The feast celebrates the bounty of the recent harvest and acts as a ritual fattening before a cold winter sets in, and it may be one of the few meals shared with all members of the extended family. Soon after the ravenous feasting, a period of rest is observed by all members of the household that is brought about by an entheogen compound called L-Tryptophan consumed during the feast in conjunction with an overload of carbohydrates, fats and alcohol.

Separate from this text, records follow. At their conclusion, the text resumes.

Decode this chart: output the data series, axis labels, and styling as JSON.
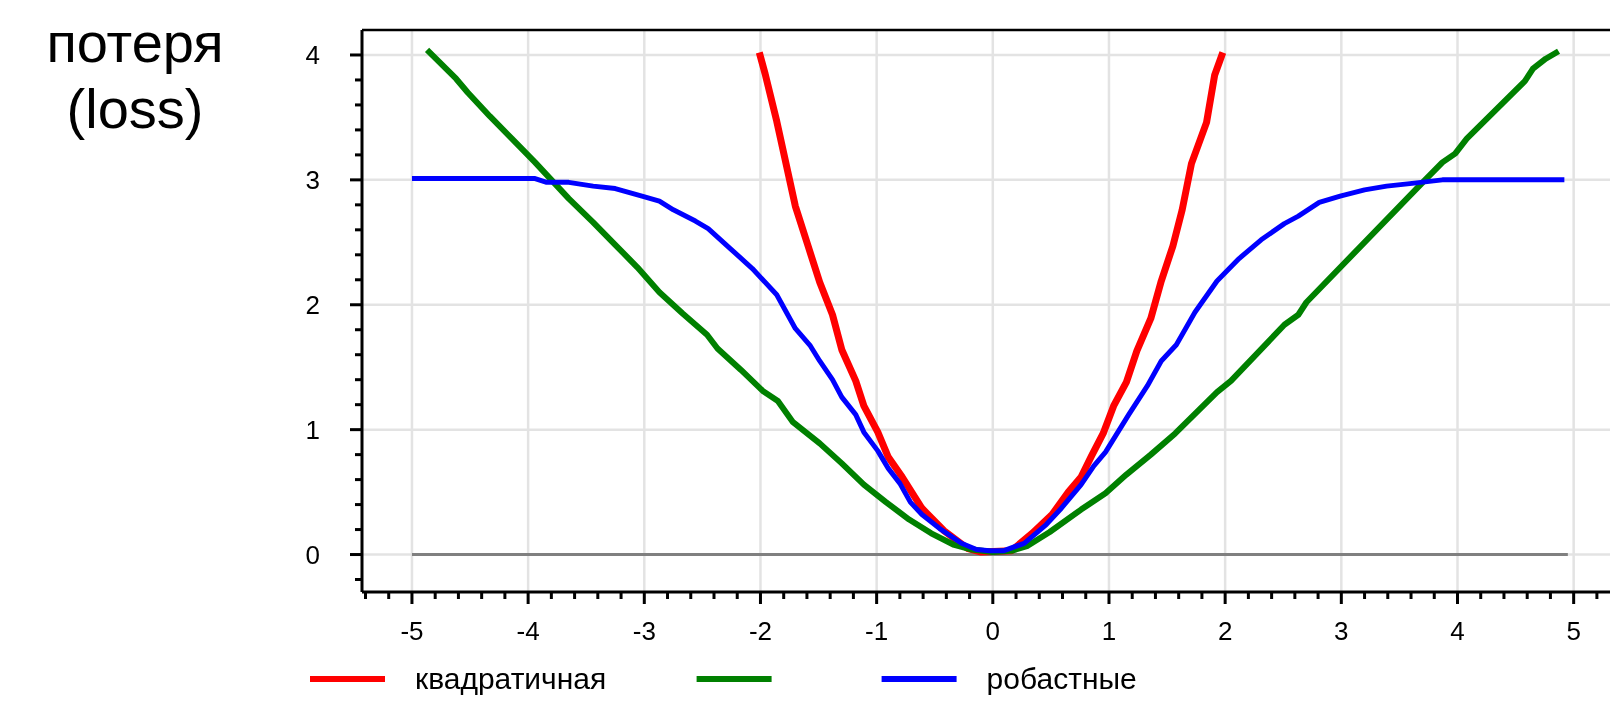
{
  "chart_data": {
    "type": "line",
    "ylabel": "потеря (loss)",
    "xlim": [
      -5.43,
      5.33
    ],
    "ylim": [
      -0.3,
      4.2
    ],
    "xticks": [
      {
        "value": -5.4,
        "label": null
      },
      {
        "value": -5.2,
        "label": null
      },
      -5,
      {
        "value": -4.8,
        "label": null
      },
      {
        "value": -4.6,
        "label": null
      },
      {
        "value": -4.4,
        "label": null
      },
      {
        "value": -4.2,
        "label": null
      },
      -4,
      {
        "value": -3.8,
        "label": null
      },
      {
        "value": -3.6,
        "label": null
      },
      {
        "value": -3.4,
        "label": null
      },
      {
        "value": -3.2,
        "label": null
      },
      -3,
      {
        "value": -2.8,
        "label": null
      },
      {
        "value": -2.6,
        "label": null
      },
      {
        "value": -2.4,
        "label": null
      },
      {
        "value": -2.2,
        "label": null
      },
      -2,
      {
        "value": -1.8,
        "label": null
      },
      {
        "value": -1.6,
        "label": null
      },
      {
        "value": -1.4,
        "label": null
      },
      {
        "value": -1.2,
        "label": null
      },
      -1,
      {
        "value": -0.8,
        "label": null
      },
      {
        "value": -0.6,
        "label": null
      },
      {
        "value": -0.4,
        "label": null
      },
      {
        "value": -0.2,
        "label": null
      },
      0,
      {
        "value": 0.2,
        "label": null
      },
      {
        "value": 0.4,
        "label": null
      },
      {
        "value": 0.6,
        "label": null
      },
      {
        "value": 0.8,
        "label": null
      },
      1,
      {
        "value": 1.2,
        "label": null
      },
      {
        "value": 1.4,
        "label": null
      },
      {
        "value": 1.6,
        "label": null
      },
      {
        "value": 1.8,
        "label": null
      },
      2,
      {
        "value": 2.2,
        "label": null
      },
      {
        "value": 2.4,
        "label": null
      },
      {
        "value": 2.6,
        "label": null
      },
      {
        "value": 2.8,
        "label": null
      },
      3,
      {
        "value": 3.2,
        "label": null
      },
      {
        "value": 3.4,
        "label": null
      },
      {
        "value": 3.6,
        "label": null
      },
      {
        "value": 3.8,
        "label": null
      },
      4,
      {
        "value": 4.2,
        "label": null
      },
      {
        "value": 4.4,
        "label": null
      },
      {
        "value": 4.6,
        "label": null
      },
      {
        "value": 4.8,
        "label": null
      },
      5,
      {
        "value": 5.2,
        "label": null
      }
    ],
    "yticks": [
      {
        "value": -0.2,
        "label": null
      },
      0,
      {
        "value": 0.2,
        "label": null
      },
      {
        "value": 0.4,
        "label": null
      },
      {
        "value": 0.6,
        "label": null
      },
      {
        "value": 0.8,
        "label": null
      },
      1,
      {
        "value": 1.2,
        "label": null
      },
      {
        "value": 1.4,
        "label": null
      },
      {
        "value": 1.6,
        "label": null
      },
      {
        "value": 1.8,
        "label": null
      },
      2,
      {
        "value": 2.2,
        "label": null
      },
      {
        "value": 2.4,
        "label": null
      },
      {
        "value": 2.6,
        "label": null
      },
      {
        "value": 2.8,
        "label": null
      },
      3,
      {
        "value": 3.2,
        "label": null
      },
      {
        "value": 3.4,
        "label": null
      },
      {
        "value": 3.6,
        "label": null
      },
      {
        "value": 3.8,
        "label": null
      },
      4
    ],
    "grid": true,
    "legend": "bottom",
    "line_style": "solid",
    "marker": "none",
    "ref_lines": [
      {
        "axis": "y",
        "value": 0,
        "label": null,
        "color": "#808080"
      }
    ],
    "series": [
      {
        "name": "квадратичная",
        "color": "#ff0000",
        "x": [
          -2.01,
          -1.96,
          -1.86,
          -1.7,
          -1.59,
          -1.49,
          -1.38,
          -1.3,
          -1.18,
          -1.11,
          -0.99,
          -0.9,
          -0.78,
          -0.61,
          -0.42,
          -0.22,
          -0.1,
          0.16,
          0.34,
          0.51,
          0.65,
          0.76,
          0.85,
          0.95,
          1.04,
          1.15,
          1.24,
          1.36,
          1.45,
          1.55,
          1.63,
          1.71,
          1.84,
          1.91,
          1.98
        ],
        "values": [
          4.02,
          3.85,
          3.47,
          2.79,
          2.47,
          2.18,
          1.92,
          1.64,
          1.39,
          1.19,
          0.98,
          0.78,
          0.62,
          0.37,
          0.19,
          0.05,
          0.02,
          0.03,
          0.17,
          0.32,
          0.5,
          0.62,
          0.79,
          0.97,
          1.19,
          1.38,
          1.63,
          1.89,
          2.19,
          2.47,
          2.76,
          3.13,
          3.46,
          3.84,
          4.02
        ]
      },
      {
        "color": "#008000",
        "x": [
          -4.87,
          -4.62,
          -4.52,
          -4.33,
          -4.14,
          -3.94,
          -3.84,
          -3.65,
          -3.44,
          -3.25,
          -3.06,
          -2.87,
          -2.67,
          -2.46,
          -2.37,
          -2.17,
          -1.98,
          -1.85,
          -1.72,
          -1.49,
          -1.3,
          -1.11,
          -0.92,
          -0.72,
          -0.53,
          -0.34,
          -0.18,
          0.0,
          0.16,
          0.3,
          0.49,
          0.76,
          0.97,
          1.15,
          1.36,
          1.57,
          1.93,
          2.05,
          2.51,
          2.63,
          2.7,
          3.69,
          3.87,
          3.98,
          4.08,
          4.58,
          4.65,
          4.76,
          4.87
        ],
        "values": [
          4.04,
          3.81,
          3.7,
          3.51,
          3.33,
          3.14,
          3.04,
          2.85,
          2.66,
          2.48,
          2.3,
          2.1,
          1.93,
          1.76,
          1.65,
          1.48,
          1.31,
          1.23,
          1.06,
          0.89,
          0.73,
          0.56,
          0.42,
          0.28,
          0.17,
          0.08,
          0.04,
          0.02,
          0.03,
          0.07,
          0.18,
          0.36,
          0.49,
          0.64,
          0.8,
          0.97,
          1.3,
          1.39,
          1.84,
          1.92,
          2.02,
          2.97,
          3.14,
          3.21,
          3.33,
          3.79,
          3.89,
          3.97,
          4.03
        ]
      },
      {
        "name": "робастные",
        "color": "#0000ff",
        "x": [
          -5,
          -3.94,
          -3.84,
          -3.65,
          -3.44,
          -3.25,
          -3.02,
          -2.87,
          -2.75,
          -2.56,
          -2.45,
          -2.26,
          -2.07,
          -1.86,
          -1.7,
          -1.57,
          -1.49,
          -1.38,
          -1.3,
          -1.18,
          -1.11,
          -0.99,
          -0.9,
          -0.8,
          -0.71,
          -0.61,
          -0.46,
          -0.27,
          -0.14,
          -0.03,
          0.09,
          0.27,
          0.46,
          0.58,
          0.76,
          0.87,
          0.97,
          1.17,
          1.33,
          1.45,
          1.58,
          1.74,
          1.93,
          2.12,
          2.31,
          2.51,
          2.63,
          2.81,
          2.99,
          3.2,
          3.39,
          3.59,
          3.87,
          4.92
        ],
        "values": [
          3.01,
          3.01,
          2.98,
          2.98,
          2.95,
          2.93,
          2.87,
          2.83,
          2.76,
          2.67,
          2.61,
          2.45,
          2.29,
          2.08,
          1.81,
          1.67,
          1.55,
          1.4,
          1.26,
          1.12,
          0.98,
          0.83,
          0.69,
          0.57,
          0.42,
          0.32,
          0.21,
          0.09,
          0.04,
          0.03,
          0.03,
          0.09,
          0.24,
          0.36,
          0.56,
          0.71,
          0.82,
          1.12,
          1.35,
          1.55,
          1.68,
          1.94,
          2.19,
          2.37,
          2.52,
          2.65,
          2.71,
          2.82,
          2.87,
          2.92,
          2.95,
          2.97,
          3.0,
          3.0
        ]
      }
    ]
  }
}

After the intoxicating effects of the feast begin to fade, some members of the society choose to make a pilgrimage to a midnight mass at one or more of the many colorfully lighted altars set up throughout the nation. People congregate regardless of sex, class or propriety in order to sacrifice small pieces of lightly painted green paper in exchange for artifacts that are ritually bestowed upon family and non-kin and as an expression of gratuity or oblation.

Sometimes, the congregations provoke avaricious violence between pilgrims over certain in-demand artifacts; however, this is exceedingly rare, as the number and abilities of the temple guards have increased in recent years.

After the midnight rush on the temples and altars, the pilgrims return home sleepy-eyed and with the sacrificial spoils of the previous religious act. Some pilgrims may continue to visit altars and temples in search of the best sacrificial rates.

The ritual of sacrifice begins a nearly month-long season when individuals are inundated with culturally attuned symbolism that guides the entire society into a complex set of ritual events that culminates on the 25th day of the 12th month. This date stands as a symbol of the miracle birth of an ancient religious figure. Ironically, the celebrated religious figure was likely not born in the 12th month, and would predictably abhor the extreme sacrifices and rituals surrounding the celebration that carries his namesake.

It is this climactic final day of the season when the artifacts acquired throughout the season are redistributed anonymously in the name of the aforementioned old man in red adornments, and much merriment is had by all.

Understanding our own cultural rituals from an etic perspective — that is, as an outsider — can give us significant insights into our actions and how we live our lives. Given the way economists on TV talk about the importance of the holiday shopping season, it leads one to believe the entire U.S. economy for the entire year depends on the impending month of hedonistic consumerism. The holiday season is a complex cultural event that engrosses us for the better part of a month and is intimately integrated with our nation’s economy and, ultimately, our cultural identity.

This Black Friday, and all season long, advertisers push an idea of happiness to you that has been culturally conditioned. This all culminates into a secular orgy of consumerism based around false historical, etymological and theological symbols. Sometimes, it just takes an outside perspective to put things into context.